Wet, Dry & Rowdy

Campus police say they had no trouble keeping things under control

Police, underage drinking, and inappropriate sexual behavior all showed up at Saturday’s wet-dry dance. However, “it wasn’t anything we couldn’t handle,” said campus police supervisor Lee Dalberg.

Four campus police officers worked the dance and later a fifth officer was called in. Welcome Week leaders and residence advisers were also at the dance which took place in Rigby Hall last Saturday..

Dalberg said there was more underage drinking than in previous years.

“What you had was people who could drink going up to the bar and getting three or four drinks and passing them around.”

He also witnessed what he called “inappropriate behaviour” and “misuse of furniture.”

“This one guy just basically threw a girl on a table,” says Dalberg, who also ejected another couple from the dance. “What they were doing is best left to the privacy of your own home, between two people.”

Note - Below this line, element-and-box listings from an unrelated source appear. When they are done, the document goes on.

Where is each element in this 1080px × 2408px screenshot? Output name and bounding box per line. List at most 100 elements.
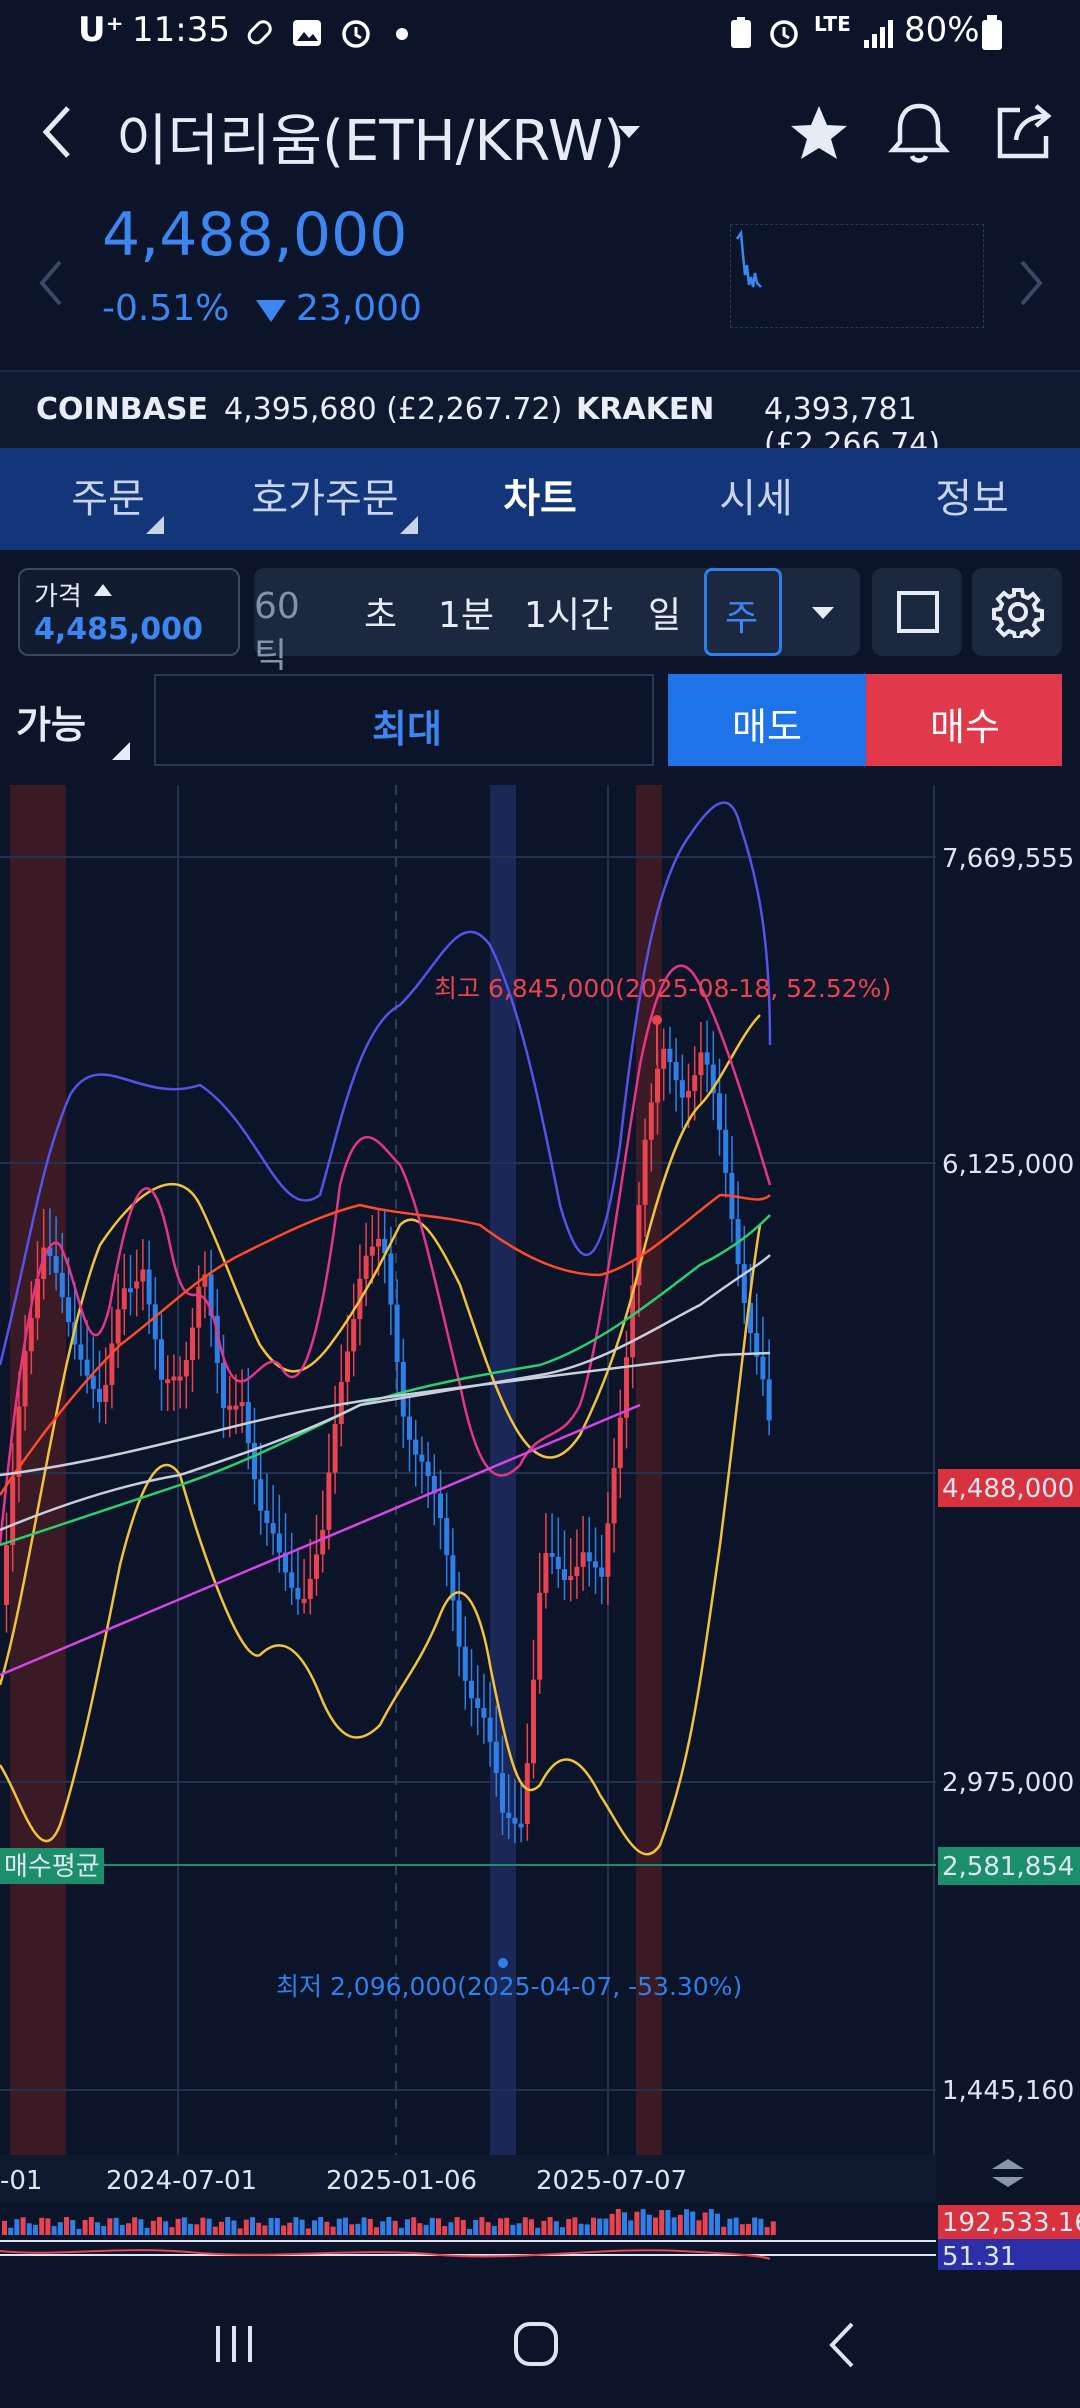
candle-body — [208, 1274, 214, 1316]
candle-body — [202, 1274, 208, 1287]
volume-bar — [219, 2221, 224, 2235]
volume-bar — [498, 2218, 503, 2235]
home-icon[interactable] — [512, 2320, 562, 2370]
candle-body — [462, 1646, 468, 1681]
candle-body — [617, 1417, 623, 1468]
candle-body — [506, 1812, 512, 1818]
settings-button[interactable] — [972, 568, 1062, 656]
candle-body — [84, 1359, 90, 1376]
back-icon[interactable] — [36, 102, 76, 162]
alarm-icon-2 — [766, 14, 802, 50]
volume-bar — [95, 2222, 100, 2235]
candle-body — [580, 1552, 586, 1567]
favorite-star-icon[interactable] — [788, 102, 850, 164]
volume-bar — [64, 2217, 69, 2235]
interval-1min[interactable]: 1분 — [438, 595, 495, 636]
volume-bar — [386, 2217, 392, 2235]
candle-body — [53, 1256, 59, 1273]
exchange-price-row: COINBASE 4,395,680 (£2,267.72) KRAKEN 4,… — [0, 370, 1080, 462]
volume-bar — [312, 2220, 317, 2235]
interval-week[interactable]: 주 — [704, 568, 782, 656]
candle-body — [741, 1264, 747, 1303]
sort-up-icon — [92, 582, 114, 598]
candle-body — [754, 1333, 760, 1357]
candle-body — [165, 1379, 171, 1384]
volume-bar — [169, 2227, 175, 2235]
dropdown-caret-icon[interactable] — [614, 120, 644, 144]
volume-bars — [2, 2209, 776, 2235]
volume-bar — [721, 2226, 727, 2235]
candle-body — [152, 1304, 158, 1340]
available-label[interactable]: 가능 — [16, 703, 86, 747]
chart-canvas[interactable]: 매수평균 최고 6,845,000(2025-08-18, 52.52%) 최저… — [0, 785, 1080, 2155]
interval-1hour[interactable]: 1시간 — [524, 595, 614, 636]
buy-button[interactable]: 매수 — [866, 674, 1062, 766]
candle-body — [543, 1552, 549, 1593]
candle-body — [710, 1064, 716, 1094]
candle-body — [692, 1075, 698, 1091]
volume-bar — [113, 2217, 119, 2235]
candle-body — [295, 1587, 301, 1600]
carrier-label: U⁺ — [78, 10, 124, 50]
tab-chart[interactable]: 차트 — [503, 476, 577, 522]
candle-body — [599, 1567, 605, 1577]
volume-bar — [138, 2219, 144, 2235]
volume-bar — [634, 2211, 640, 2235]
volume-bar — [336, 2218, 342, 2235]
candle-body — [648, 1102, 654, 1140]
volume-bar — [293, 2217, 299, 2235]
volume-bar — [671, 2217, 677, 2235]
price-chart[interactable]: 매수평균 최고 6,845,000(2025-08-18, 52.52%) 최저… — [0, 785, 1080, 2155]
tab-order-book[interactable]: 호가주문 — [251, 476, 399, 522]
volume-bar — [318, 2217, 324, 2235]
candle-body — [332, 1423, 338, 1473]
volume-bar — [547, 2217, 553, 2235]
interval-60tick[interactable]: 60틱 — [254, 586, 300, 677]
max-quantity-button[interactable]: 최대 — [154, 674, 654, 766]
candle-body — [35, 1279, 40, 1319]
price-type-selector[interactable]: 가격 4,485,000 — [18, 568, 240, 656]
sell-button[interactable]: 매도 — [668, 674, 866, 766]
volume-bar — [758, 2218, 764, 2235]
interval-dropdown-icon[interactable] — [806, 598, 840, 626]
candle-body — [10, 1476, 16, 1546]
interval-selector: 60틱 초 1분 1시간 일 주 — [254, 568, 860, 677]
resize-handle-icon[interactable] — [992, 2159, 1024, 2187]
tab-order[interactable]: 주문 — [71, 476, 145, 522]
interval-second[interactable]: 초 — [364, 595, 398, 636]
volume-bar — [436, 2218, 441, 2235]
coin-title[interactable]: 이더리움(ETH/KRW) — [116, 109, 626, 174]
back-nav-icon[interactable] — [822, 2320, 862, 2370]
tab-info[interactable]: 정보 — [935, 476, 1009, 522]
volume-bar — [175, 2218, 181, 2235]
recents-icon[interactable] — [210, 2322, 260, 2366]
candle-body — [655, 1068, 660, 1103]
volume-bar — [423, 2224, 429, 2235]
volume-bar — [696, 2220, 702, 2235]
tab-quotes[interactable]: 시세 — [719, 476, 793, 522]
volume-bar — [194, 2224, 200, 2235]
volume-bar — [473, 2220, 479, 2235]
volume-bar — [615, 2209, 621, 2235]
volume-bar — [510, 2224, 516, 2235]
candle-body — [78, 1344, 84, 1360]
down-triangle-icon — [254, 296, 288, 326]
battery-saver-icon — [726, 16, 756, 50]
volume-bar — [752, 2217, 758, 2235]
candle-body — [493, 1741, 499, 1774]
candle-body — [586, 1552, 592, 1562]
volume-bar — [522, 2217, 528, 2235]
bell-icon[interactable] — [888, 100, 950, 166]
volume-bar — [411, 2217, 417, 2235]
mini-chart[interactable] — [730, 224, 984, 328]
ma-longer — [0, 1254, 771, 1532]
prev-coin-icon[interactable] — [36, 258, 66, 308]
layout-button[interactable] — [872, 568, 962, 656]
interval-day[interactable]: 일 — [648, 595, 682, 636]
volume-bar — [188, 2223, 193, 2235]
volume-bar — [70, 2220, 76, 2235]
volume-bar — [39, 2217, 45, 2235]
next-coin-icon[interactable] — [1016, 258, 1046, 308]
volume-bar — [299, 2219, 305, 2235]
share-icon[interactable] — [992, 100, 1054, 162]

The ejected students, inebriated and combative, engaged in inappropriate touching and partial nudity on the dance floor. Dalberg said the female student had her hand down her partner’s pants and his shirt was nearly off.

Police intervened when a fight broke out near Forest Hill road and the dance was shut down 10 minutes early.

Welcome week leader Kate Price says things were rowdy but not out of control.

“I was standing outside most of the time, making sure people didn’t run into the road or walk home alone.”

She’s been to wet-dry dances at STU before and she says this one wasn’t unusual.

But first-year student Eve Tunney was surprised. “It was nothing like high school.”

Tunney felt that some of female students had too much to drink, leaving them vulnerable. “The guys just come up behind you and start dancing. They are not shy at all.”

But Tunney says she didn’t see anything too outrageous and RAs were on hand to look out for students.

The presence of RAs and welcome week leaders is one reason why STU began hosting welcome week dances on campus 2 years ago.

“It’s a much better idea to bring it on campus,” says RA Deandra Doyle. She feels the first dance of the year has an unfair bad reputation.

“We were there, RAs and Welcome Week leaders, to intervene before anything happened … but there’s only so much you can do. When you have really young people drinking you hope they will make the right decisions for themselves but sometimes they don’t.”